Pamiętnik znudzonego nastolatka.
Po powrocie z Leeds, zachorowałem. Nie czułem się jakoś
szczególnie źle, ale udawałem przed wszystkimi, że jestem w stanie krytycznym,
i że w każdej chwili mogę umrzeć. Tak więc, wylegiwałem się całymi dniami w
ciepłym łóżku i rysowałem. Zawsze była to postać Ivo. Z pamięci próbowałem
odtworzyć każdy szczegół twarzy mężczyzny. Gdy portret przypominał nauczyciela
, uznawałem, iż mogę spróbować narysować go wraz z całą sylwetką.
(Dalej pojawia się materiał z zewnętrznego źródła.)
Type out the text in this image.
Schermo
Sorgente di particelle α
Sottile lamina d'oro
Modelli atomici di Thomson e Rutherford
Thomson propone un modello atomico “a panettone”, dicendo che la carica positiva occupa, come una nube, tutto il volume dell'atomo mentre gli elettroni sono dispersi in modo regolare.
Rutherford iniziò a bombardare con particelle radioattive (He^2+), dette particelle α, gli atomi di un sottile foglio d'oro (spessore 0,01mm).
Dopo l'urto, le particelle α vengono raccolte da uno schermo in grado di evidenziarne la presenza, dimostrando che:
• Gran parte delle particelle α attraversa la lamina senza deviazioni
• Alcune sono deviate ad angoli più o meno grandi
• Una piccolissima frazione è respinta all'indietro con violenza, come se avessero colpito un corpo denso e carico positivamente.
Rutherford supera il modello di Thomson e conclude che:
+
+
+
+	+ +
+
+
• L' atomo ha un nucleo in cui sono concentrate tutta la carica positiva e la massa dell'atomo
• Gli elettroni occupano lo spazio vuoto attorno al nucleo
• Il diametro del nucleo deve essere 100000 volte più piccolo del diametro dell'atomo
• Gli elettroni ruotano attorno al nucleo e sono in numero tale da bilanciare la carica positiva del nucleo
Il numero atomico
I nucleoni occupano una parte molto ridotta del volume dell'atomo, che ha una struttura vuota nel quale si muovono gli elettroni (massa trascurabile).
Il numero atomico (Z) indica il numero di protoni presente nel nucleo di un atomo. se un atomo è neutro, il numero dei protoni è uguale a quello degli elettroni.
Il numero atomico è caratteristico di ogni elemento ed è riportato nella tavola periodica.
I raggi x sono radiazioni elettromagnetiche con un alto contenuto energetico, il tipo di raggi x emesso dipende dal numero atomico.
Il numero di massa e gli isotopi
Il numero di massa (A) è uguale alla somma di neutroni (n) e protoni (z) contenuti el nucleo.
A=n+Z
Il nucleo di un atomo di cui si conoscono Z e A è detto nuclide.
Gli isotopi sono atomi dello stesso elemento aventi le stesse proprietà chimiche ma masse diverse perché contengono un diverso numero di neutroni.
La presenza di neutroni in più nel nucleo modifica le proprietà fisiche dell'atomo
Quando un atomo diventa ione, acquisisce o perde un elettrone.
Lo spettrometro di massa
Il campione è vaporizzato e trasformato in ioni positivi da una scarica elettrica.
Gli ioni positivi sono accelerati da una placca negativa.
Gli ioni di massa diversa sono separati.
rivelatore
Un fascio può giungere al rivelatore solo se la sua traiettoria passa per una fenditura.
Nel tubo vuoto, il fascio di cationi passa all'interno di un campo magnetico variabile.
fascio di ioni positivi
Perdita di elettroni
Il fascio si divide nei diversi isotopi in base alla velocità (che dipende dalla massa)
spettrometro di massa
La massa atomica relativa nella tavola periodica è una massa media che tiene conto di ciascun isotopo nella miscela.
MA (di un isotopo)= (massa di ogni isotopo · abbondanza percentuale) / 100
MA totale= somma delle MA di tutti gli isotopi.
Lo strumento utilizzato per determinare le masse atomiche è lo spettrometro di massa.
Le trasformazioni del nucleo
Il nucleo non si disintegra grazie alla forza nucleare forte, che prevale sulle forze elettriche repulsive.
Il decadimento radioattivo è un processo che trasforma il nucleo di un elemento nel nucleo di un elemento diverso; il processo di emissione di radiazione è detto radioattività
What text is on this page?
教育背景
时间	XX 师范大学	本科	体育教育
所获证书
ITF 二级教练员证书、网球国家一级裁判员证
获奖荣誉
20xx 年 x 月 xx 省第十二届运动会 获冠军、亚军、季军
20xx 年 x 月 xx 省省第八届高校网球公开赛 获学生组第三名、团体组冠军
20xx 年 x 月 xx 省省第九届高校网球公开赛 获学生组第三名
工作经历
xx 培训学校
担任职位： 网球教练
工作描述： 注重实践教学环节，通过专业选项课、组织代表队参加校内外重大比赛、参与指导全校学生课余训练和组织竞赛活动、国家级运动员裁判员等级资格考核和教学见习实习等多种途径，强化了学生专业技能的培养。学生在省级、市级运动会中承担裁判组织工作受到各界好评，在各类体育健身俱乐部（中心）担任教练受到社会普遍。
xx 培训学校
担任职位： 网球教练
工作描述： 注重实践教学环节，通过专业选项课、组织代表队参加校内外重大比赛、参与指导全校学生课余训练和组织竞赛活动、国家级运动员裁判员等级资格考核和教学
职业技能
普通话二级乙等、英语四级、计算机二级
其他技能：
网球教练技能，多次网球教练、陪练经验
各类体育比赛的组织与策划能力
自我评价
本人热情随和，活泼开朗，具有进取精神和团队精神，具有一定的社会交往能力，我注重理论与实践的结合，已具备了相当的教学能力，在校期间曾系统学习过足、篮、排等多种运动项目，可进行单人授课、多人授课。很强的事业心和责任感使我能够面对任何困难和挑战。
Przedstawiałem go w różnych pozycjach – od siedzącej, do opierającej się o coś, aż w końcu, nie
wiem dlaczego, wyobraziłem go sobie w bardzo dwuznacznej sytuacji. Na kartce
papieru, Ivo dotykał swoją męskość i
bardzo ponętnie przygryzał swoją wargę. Moja twórczość sprawiała, iż z każdym
razem, gdy widziałem ten portret, musiałem iść po zapas chusteczek. Wyglądało
na to, że rysunek dopracowałem już do perfekcji, ponieważ strasznie pobudzała
moją wyobraźnię.
Oczywistym jest fakt, że cierpiałem z powodu odwołanych
zajęć. Jednak czułem, że muszę odpocząć, odizolować się, pomyśleć.
Sam Ivo bardzo mnie interesował. Znaliśmy się od dwóch
miesięcy, a już zdążyłem wypłakiwać się w jego ramionach. Samo myślenie o nim powodowało u mnie jakieś
dziwne popędy, nie tylko seksualne. Bardzo dokładnie go zilustrowałem. Gdy
rozmawialiśmy, skupiałem się na gramatyce wypowiadanych zdań, sposobie
mówienia, samym głosie. Zamiast patrzeć na jego pośladki, jak zwykle to robiłem
w stosunku do innych mężczyzn, Ivo patrzyłem prosto w oczy. Zwracałem uwagę na
jego gesty , na przykład na obsesyjne
poprawianie kosmyków włosów .
Intrygowało mnie to, co czułem do niego. Próbowałem
zdefiniować to uczucie, jednak jedyne pojęcie, które wytłumaczyło moje
zachowanie było ‘’zauroczenie’’. Tylko że patrząc z punktu widzenia
psychologicznego , zauroczenie między 17-latkiem a 30 latkiem, czy też o wiele
starszym mężczyzną, w końcu dalej nie wiedziałem, ile Ivo ma lat jest nie do
pomyślenia. Ba, nawet tą starszą osobę można byłoby posądzać o pedofilię. Tak
czy inaczej, na pewno coś do niego czułem. Wiedziałem, że mam co do niego
specyficzne plany. Ten człowiek miał duży wpływ na moją osobowość i poczucie
własnej wartości. Pokładałem w nim jakieś nadzieje.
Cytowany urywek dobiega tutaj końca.